El desconocido asintió en silencio.

—Me llamo Emily y este es mi hijo Cody —añadió finalmente, cohibida. La mirada de hielo la intimidaba a pesar de la ayuda.

El hombre asintió una vez más, en silencio.

—¿No va a decirme su nombre? —preguntó ella.

—No creo que eso sirviera de nada. No volveremos a vernos, solo estoy de paso.
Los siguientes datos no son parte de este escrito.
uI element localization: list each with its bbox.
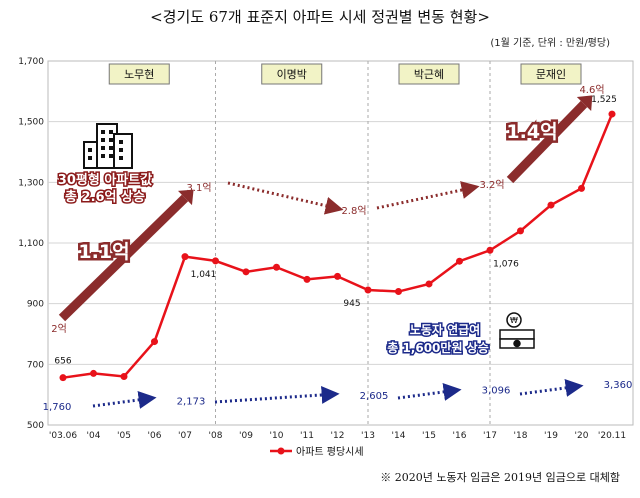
increase-badge: 1.1억 — [78, 241, 129, 263]
era-box — [520, 63, 582, 85]
wage-label: 3,360 — [604, 380, 633, 391]
x-tick-label: '14 — [392, 431, 406, 441]
y-tick-label: 1,500 — [18, 118, 44, 128]
x-tick-label: '03.06 — [49, 431, 78, 441]
point-value-label: 945 — [343, 299, 360, 309]
x-tick-label: '17 — [483, 431, 497, 441]
data-point — [151, 338, 158, 346]
wage-label: 2,605 — [360, 391, 389, 402]
annot-apartment-line2: 총 2.6억 상승 — [65, 189, 145, 205]
data-point — [120, 372, 128, 380]
x-tick-label: '05 — [117, 431, 131, 441]
data-point — [90, 369, 97, 377]
ratio-arrow — [376, 181, 480, 210]
x-tick-label: '20 — [575, 431, 589, 441]
ratio-label: 3.2억 — [479, 179, 504, 191]
y-tick-label: 700 — [27, 360, 44, 370]
wage-label: 1,760 — [43, 402, 72, 413]
y-tick-label: 900 — [27, 300, 44, 310]
svg-text:₩: ₩ — [510, 316, 518, 325]
annot-wage-line1: 노동자 연급여 — [410, 322, 480, 337]
x-tick-label: '20.11 — [598, 431, 626, 441]
legend: 아파트 평당시세 — [270, 446, 364, 458]
x-tick-label: '12 — [331, 431, 345, 441]
era-box — [261, 63, 323, 85]
data-point — [486, 246, 494, 254]
data-point — [212, 257, 219, 265]
era-label: 박근혜 — [414, 68, 444, 81]
data-point — [425, 280, 433, 288]
data-point — [517, 227, 524, 235]
x-tick-label: '15 — [422, 431, 436, 441]
footnote: ※ 2020년 노동자 임금은 2019년 임금으로 대체함 — [380, 471, 620, 484]
y-tick-label: 1,700 — [18, 57, 44, 67]
y-tick-label: 1,100 — [18, 239, 44, 249]
point-value-label: 1,076 — [493, 259, 519, 269]
ratio-label: 2억 — [51, 323, 67, 335]
x-tick-label: '08 — [209, 431, 223, 441]
data-point — [303, 275, 311, 283]
data-point — [364, 286, 372, 294]
data-point — [334, 272, 341, 280]
era-label: 이명박 — [277, 68, 307, 81]
point-value-label: 656 — [54, 357, 71, 367]
ratio-label: 4.6억 — [579, 84, 604, 96]
era-box — [398, 63, 460, 85]
data-point — [456, 257, 463, 265]
y-tick-label: 1,300 — [18, 178, 44, 188]
era-label: 문재인 — [536, 68, 566, 81]
point-value-label: 1,525 — [591, 95, 617, 105]
money-stack-icon: ₩ — [499, 312, 535, 349]
wage-arrow — [92, 390, 157, 409]
annot-wage-line2: 총 1,600만원 상승 — [387, 340, 489, 355]
x-tick-label: '13 — [361, 431, 375, 441]
x-tick-label: '07 — [178, 431, 192, 441]
x-tick-label: '19 — [544, 431, 558, 441]
ratio-arrow — [227, 181, 344, 215]
data-point — [181, 253, 189, 261]
increase-arrow-head — [178, 189, 194, 206]
data-point — [608, 110, 616, 118]
annot-apartment-line1: 30평형 아파트값 — [58, 172, 152, 188]
unit-note: (1월 기준, 단위 : 만원/평당) — [490, 36, 610, 49]
x-tick-label: '09 — [239, 431, 253, 441]
wage-label: 3,096 — [482, 386, 511, 397]
increase-arrow-shaft — [506, 100, 588, 184]
wage-label: 2,173 — [177, 397, 206, 408]
wage-arrow — [214, 385, 340, 404]
data-point — [59, 374, 67, 382]
chart-title: <경기도 67개 표준지 아파트 시세 정권별 변동 현황> — [150, 8, 490, 26]
x-tick-label: '04 — [87, 431, 101, 441]
y-tick-label: 500 — [27, 421, 44, 431]
ratio-label: 2.8억 — [341, 205, 366, 217]
data-point — [242, 268, 250, 276]
point-value-label: 1,041 — [191, 270, 217, 280]
wage-arrow — [397, 382, 462, 401]
data-point — [273, 263, 280, 271]
x-tick-label: '11 — [300, 431, 314, 441]
legend-label: 아파트 평당시세 — [296, 446, 364, 458]
x-tick-label: '16 — [453, 431, 467, 441]
wage-arrow — [519, 378, 584, 397]
x-tick-label: '10 — [270, 431, 284, 441]
era-label: 노무현 — [124, 68, 154, 81]
increase-arrow-shaft — [58, 194, 189, 322]
x-tick-label: '18 — [514, 431, 528, 441]
data-point — [578, 184, 585, 192]
data-point — [547, 201, 555, 209]
increase-badge: 1.4억 — [506, 121, 557, 143]
increase-arrow-head — [576, 95, 593, 111]
data-point — [395, 288, 402, 296]
apartment-building-icon — [83, 123, 133, 169]
x-tick-label: '06 — [148, 431, 162, 441]
era-box — [108, 63, 170, 85]
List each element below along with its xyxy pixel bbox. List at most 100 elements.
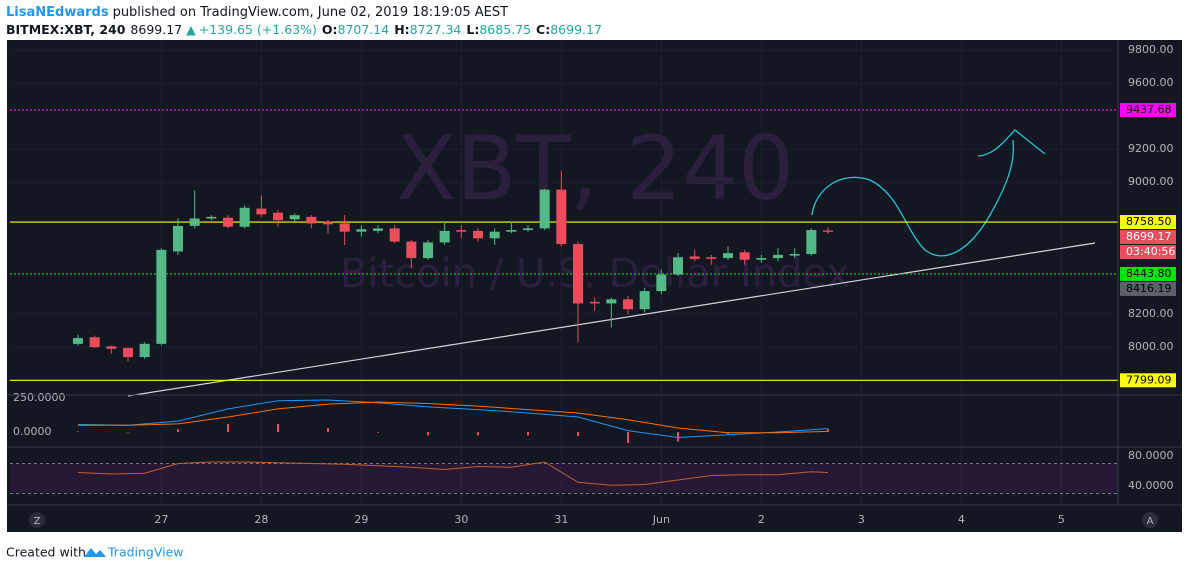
y-tick-label: 80.0000 bbox=[1128, 449, 1174, 462]
control-button[interactable] bbox=[29, 512, 45, 528]
candle-body bbox=[589, 301, 600, 304]
candle-body bbox=[723, 253, 733, 259]
histogram-bar bbox=[227, 423, 229, 433]
candle-body bbox=[139, 343, 150, 358]
price-label: 9437.68 bbox=[1126, 103, 1172, 116]
candle-body bbox=[539, 189, 550, 229]
candle-body bbox=[673, 257, 683, 275]
author[interactable]: LisaNEdwards bbox=[6, 5, 109, 20]
price-label-bg bbox=[1120, 103, 1176, 118]
candle-body bbox=[623, 299, 633, 310]
x-tick-label: 4 bbox=[958, 513, 965, 526]
candle-body bbox=[73, 338, 83, 344]
candle-body bbox=[223, 217, 233, 227]
candle-body bbox=[639, 291, 650, 310]
histogram-bar bbox=[477, 432, 479, 436]
x-tick-label: Jun bbox=[652, 513, 670, 526]
candle-body bbox=[306, 216, 317, 224]
candle-body bbox=[156, 249, 167, 344]
histogram-bar bbox=[327, 427, 329, 433]
candle-body bbox=[656, 274, 667, 292]
change: +139.65 (+1.63%) bbox=[199, 22, 317, 37]
candle-body bbox=[339, 223, 350, 232]
ohlc-label: C: bbox=[536, 22, 550, 37]
open-value: 8707.14 bbox=[338, 22, 390, 37]
candle-body bbox=[506, 230, 517, 232]
histogram-bar bbox=[177, 429, 179, 433]
candle-body bbox=[406, 241, 417, 259]
control-button[interactable] bbox=[1142, 512, 1158, 528]
countdown: 03:40:56 bbox=[1126, 245, 1175, 258]
x-tick-label: 29 bbox=[354, 513, 368, 526]
x-tick-label: 2 bbox=[758, 513, 765, 526]
indicator-line bbox=[77, 461, 829, 486]
histogram-bar bbox=[677, 432, 679, 442]
control-label[interactable]: A bbox=[1147, 516, 1154, 527]
candle-body bbox=[706, 257, 717, 259]
price-label-bg bbox=[1120, 266, 1176, 281]
candle-body bbox=[106, 346, 117, 349]
price-label: 8416.19 bbox=[1126, 282, 1172, 295]
arrow-icon: ▲ bbox=[186, 22, 196, 37]
countdown-bg bbox=[1120, 245, 1176, 260]
histogram-bar bbox=[527, 432, 529, 436]
hand-drawing bbox=[811, 129, 1046, 257]
candle-body bbox=[373, 228, 383, 231]
indicator-line bbox=[77, 399, 829, 438]
histogram-bar bbox=[577, 432, 579, 437]
price-label-bg bbox=[1120, 281, 1176, 296]
y-tick-label: 9600.00 bbox=[1128, 76, 1174, 89]
x-tick-label: 28 bbox=[254, 513, 268, 526]
candle-body bbox=[773, 254, 783, 259]
y-tick-label: 0.0000 bbox=[13, 425, 52, 438]
logo-icon bbox=[84, 548, 106, 557]
histogram-bar bbox=[827, 429, 829, 433]
histogram-bar bbox=[627, 432, 629, 443]
histogram-bar bbox=[277, 423, 279, 433]
price-label-bg bbox=[1120, 230, 1176, 245]
candle-body bbox=[289, 215, 300, 220]
close-value: 8699.17 bbox=[550, 22, 602, 37]
y-tick-label: 9200.00 bbox=[1128, 142, 1174, 155]
x-tick-label: 3 bbox=[858, 513, 865, 526]
candle-body bbox=[123, 347, 133, 358]
candle-body bbox=[689, 256, 700, 259]
candle-body bbox=[789, 253, 800, 256]
publish-line: LisaNEdwards published on TradingView.com… bbox=[6, 5, 508, 20]
x-tick-label: 31 bbox=[554, 513, 568, 526]
ohlc-label: O: bbox=[322, 22, 338, 37]
rsi-band bbox=[10, 463, 1118, 494]
candle-body bbox=[606, 299, 617, 304]
y-tick-label: 8000.00 bbox=[1128, 340, 1174, 353]
x-tick-label: 30 bbox=[454, 513, 468, 526]
candle-body bbox=[389, 228, 400, 242]
y-tick-label: 250.0000 bbox=[13, 391, 66, 404]
control-label[interactable]: Z bbox=[34, 516, 41, 527]
candle-body bbox=[739, 252, 750, 260]
candle-body bbox=[556, 189, 567, 245]
footer-brand[interactable]: TradingView bbox=[107, 545, 184, 560]
y-tick-label: 8200.00 bbox=[1128, 307, 1174, 320]
y-tick-label: 9000.00 bbox=[1128, 175, 1174, 188]
ohlc-label: L: bbox=[466, 22, 479, 37]
candle-body bbox=[356, 229, 367, 232]
published: published on TradingView.com, June 02, 2… bbox=[113, 5, 509, 20]
last-price: 8699.17 bbox=[130, 22, 182, 37]
chart-background bbox=[7, 40, 1182, 532]
ohlc-label: H: bbox=[394, 22, 409, 37]
candle-body bbox=[489, 231, 500, 239]
candle-body bbox=[89, 337, 100, 348]
histogram-bar bbox=[127, 432, 129, 433]
candle-body bbox=[456, 230, 467, 232]
histogram-bar bbox=[427, 432, 429, 436]
price-label-bg bbox=[1120, 373, 1176, 388]
price-label: 8443.80 bbox=[1126, 267, 1172, 280]
candle-body bbox=[823, 230, 833, 232]
x-tick-label: 27 bbox=[154, 513, 168, 526]
y-tick-label: 40.0000 bbox=[1128, 479, 1174, 492]
candle-body bbox=[189, 218, 200, 226]
histogram-bar bbox=[377, 432, 379, 433]
high-value: 8727.34 bbox=[410, 22, 462, 37]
Emily agarró las riendas, consciente de que él se quedaría allí hasta que se marcharan. Los regueros de lluvia que le recorrían el sombrero y el guardapolvo no parecían molestarle en absoluto, y cualquiera habría dicho que era inmune al frío y al viento, que convertía las gotas de lluvia en gélidas agujas. Ella asintió. Ya era hora de volver al rancho; tenían por delante un buen trecho y con el mal tiempo tardarían mucho más de lo habitual.

—Entonces adiós, señor desconocido —se despidió Emily—, y gracias por su ayuda. Que dios le bendiga.

Azuzó suavemente a Sansón, que agitó la cabeza y echó a andar dócilmente con lentitud. Se negó a mirar atrás, aunque se moría por hacerlo, porque estaba convencida de que su misterioso buen samaritano seguiría allí hasta que ellos dos se perdieran de vista.

Cuando la carreta estaba ya a varios metros, el hombre se pasó una mano por la cara para apartar las gotas de lluvia que se le adherían a la barba incipiente. Los ojos no se despegaban de la carreta que traqueteaba por la calle enlodada.

—Me llamo Sam Truman —susurró más para sí mismo que para que ella lo oyera.